The NCCN breast cancer panel noted that the benefits observed with bevacizumab appears to vary according to the cytotoxic agent used with it and that weekly paclitaxel seemed to provide the best results. The NCCN’s recommendations are in disagreement with a U.S. FDA advisory panel regarding clinical trial follow-up data. The FDA initially approved bevacizumab for metastatic breast cancer in 2008 under its accelerated drug approval program after results from a landmark clinical study showed that it slowed tumor progression by 5.5 months. But based on two subsequent studies, an FDA advisory panel made a recommendation last December and the FDA oncology panel last month voted to modify the product labeling of bevacizumab (remove the metastatic breast cancer indication). Patient survivors and many advocacy groups have argued that the drug does provide benefit, even if not as great as the initial study, and Genentech, which manufactures bevacizumab, has noted that it is completing a new clinical trial that pairs bevacizumab with the chemotherapy drug paclitaxel.
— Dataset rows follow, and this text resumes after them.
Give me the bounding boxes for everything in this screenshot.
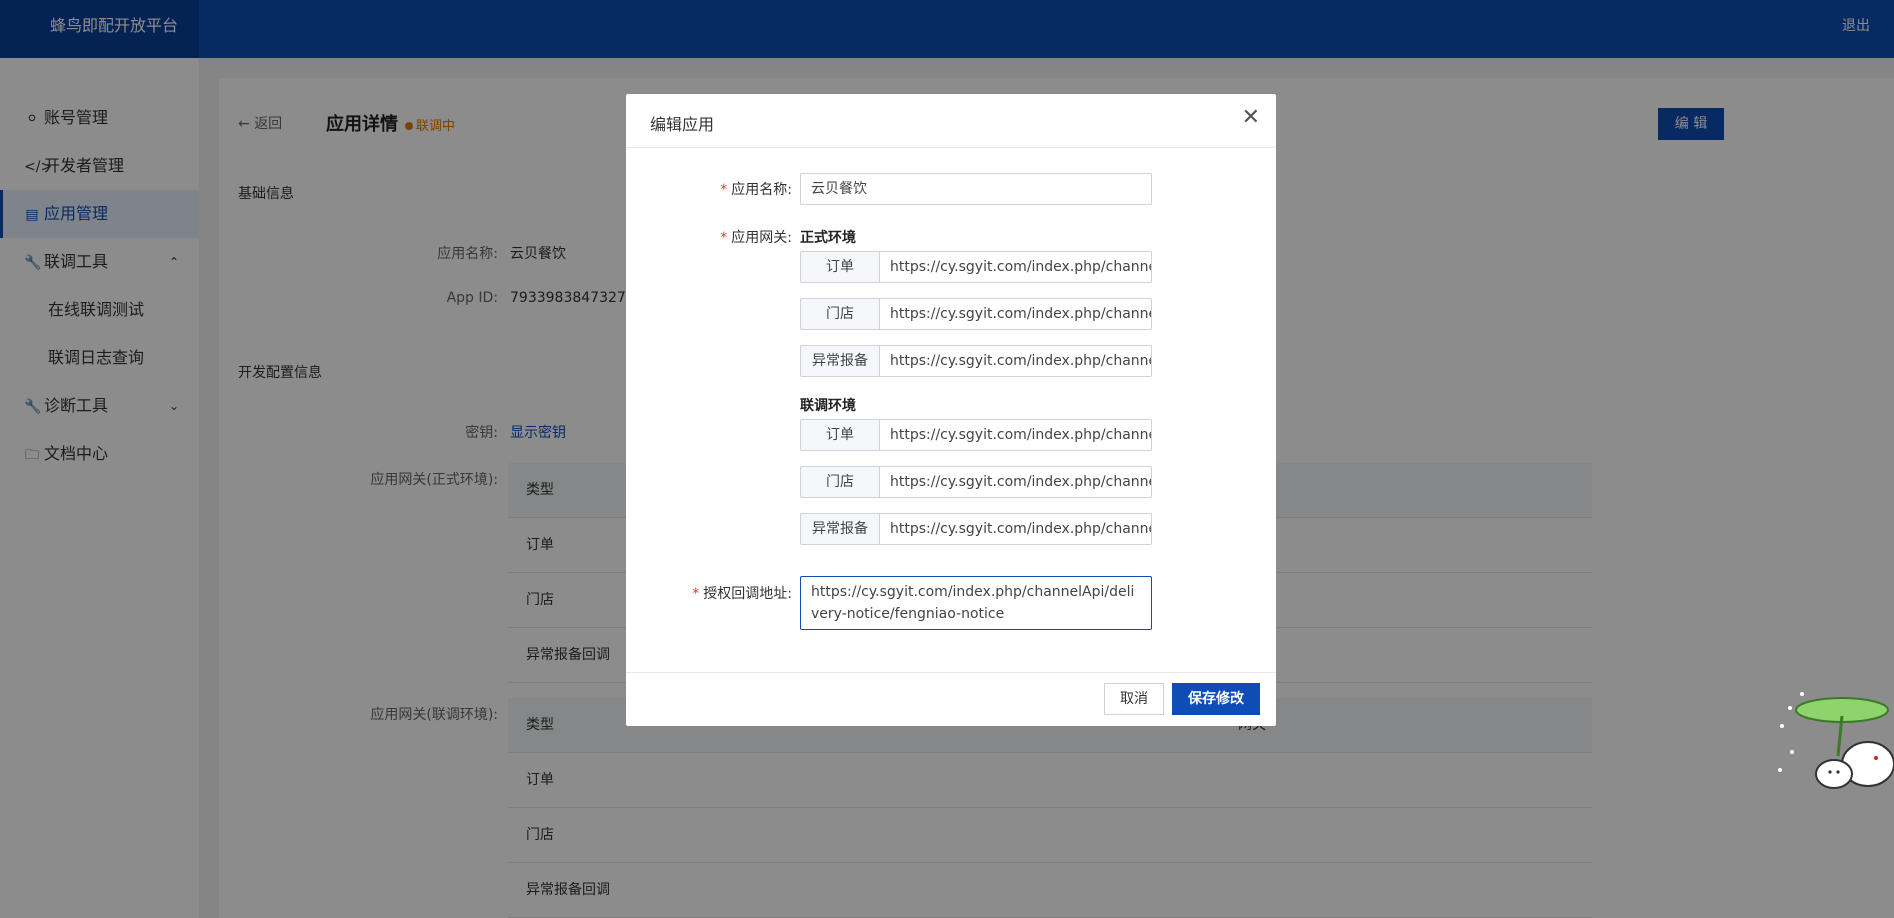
addon-label: 异常报备: [800, 345, 880, 377]
addon-label: 门店: [800, 298, 880, 330]
app-name-field-label: * 应用名称:: [666, 179, 792, 199]
mascot-sticker-icon: [1778, 692, 1894, 789]
addon-label: 门店: [800, 466, 880, 498]
test-exception-url-input[interactable]: https://cy.sgyit.com/index.php/channelAp…: [880, 513, 1152, 545]
label-text: 授权回调地址:: [703, 586, 792, 602]
test-env-label: 联调环境: [800, 398, 856, 414]
prod-store-url-group: 门店 https://cy.sgyit.com/index.php/channe…: [800, 298, 1152, 330]
modal-title: 编辑应用: [650, 115, 715, 134]
prod-store-url-input[interactable]: https://cy.sgyit.com/index.php/channelAp…: [880, 298, 1152, 330]
modal-header: 编辑应用 ✕: [626, 94, 1276, 148]
cancel-button[interactable]: 取消: [1104, 683, 1164, 715]
modal-footer: 取消 保存修改: [626, 672, 1276, 726]
gateway-field-label: * 应用网关:: [666, 227, 792, 247]
prod-exception-url-input[interactable]: https://cy.sgyit.com/index.php/channelAp…: [880, 345, 1152, 377]
required-mark: *: [720, 230, 728, 246]
test-store-url-input[interactable]: https://cy.sgyit.com/index.php/channelAp…: [880, 466, 1152, 498]
prod-order-url-group: 订单 https://cy.sgyit.com/index.php/channe…: [800, 251, 1152, 283]
addon-label: 订单: [800, 251, 880, 283]
test-order-url-input[interactable]: https://cy.sgyit.com/index.php/channelAp…: [880, 419, 1152, 451]
test-exception-url-group: 异常报备 https://cy.sgyit.com/index.php/chan…: [800, 513, 1152, 545]
prod-env-label: 正式环境: [800, 230, 856, 246]
addon-label: 异常报备: [800, 513, 880, 545]
addon-label: 订单: [800, 419, 880, 451]
required-mark: *: [720, 182, 728, 198]
edit-app-modal: 编辑应用 ✕ * 应用名称: 云贝餐饮 * 应用网关: 正式环境 订单 https:…: [626, 94, 1276, 726]
app-name-input[interactable]: 云贝餐饮: [800, 173, 1152, 205]
test-order-url-group: 订单 https://cy.sgyit.com/index.php/channe…: [800, 419, 1152, 451]
test-store-url-group: 门店 https://cy.sgyit.com/index.php/channe…: [800, 466, 1152, 498]
required-mark: *: [692, 586, 700, 602]
save-button[interactable]: 保存修改: [1172, 683, 1260, 715]
callback-field-label: * 授权回调地址:: [646, 583, 792, 603]
label-text: 应用网关:: [731, 230, 792, 246]
prod-exception-url-group: 异常报备 https://cy.sgyit.com/index.php/chan…: [800, 345, 1152, 377]
prod-order-url-input[interactable]: https://cy.sgyit.com/index.php/channelAp…: [880, 251, 1152, 283]
label-text: 应用名称:: [731, 182, 792, 198]
close-icon[interactable]: ✕: [1242, 106, 1260, 130]
callback-url-textarea[interactable]: https://cy.sgyit.com/index.php/channelAp…: [800, 576, 1152, 630]
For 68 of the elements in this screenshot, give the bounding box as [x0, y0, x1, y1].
Even if the labeling for breast cancer is revoked, oncologists would still be able to use the drug “off-label” to treat their breast cancer patients. Insurance companies would then make their own determination whether to pay for it. How the NCCN decision will influence use of bevacizumab in breast cancer remains to be seen, but the organization’s guidelines carry weight with third-party payers. In addition, patients will also still be able to access bevacizumab and other antiangiogenic agents through clinical studies (see Science of Cancers).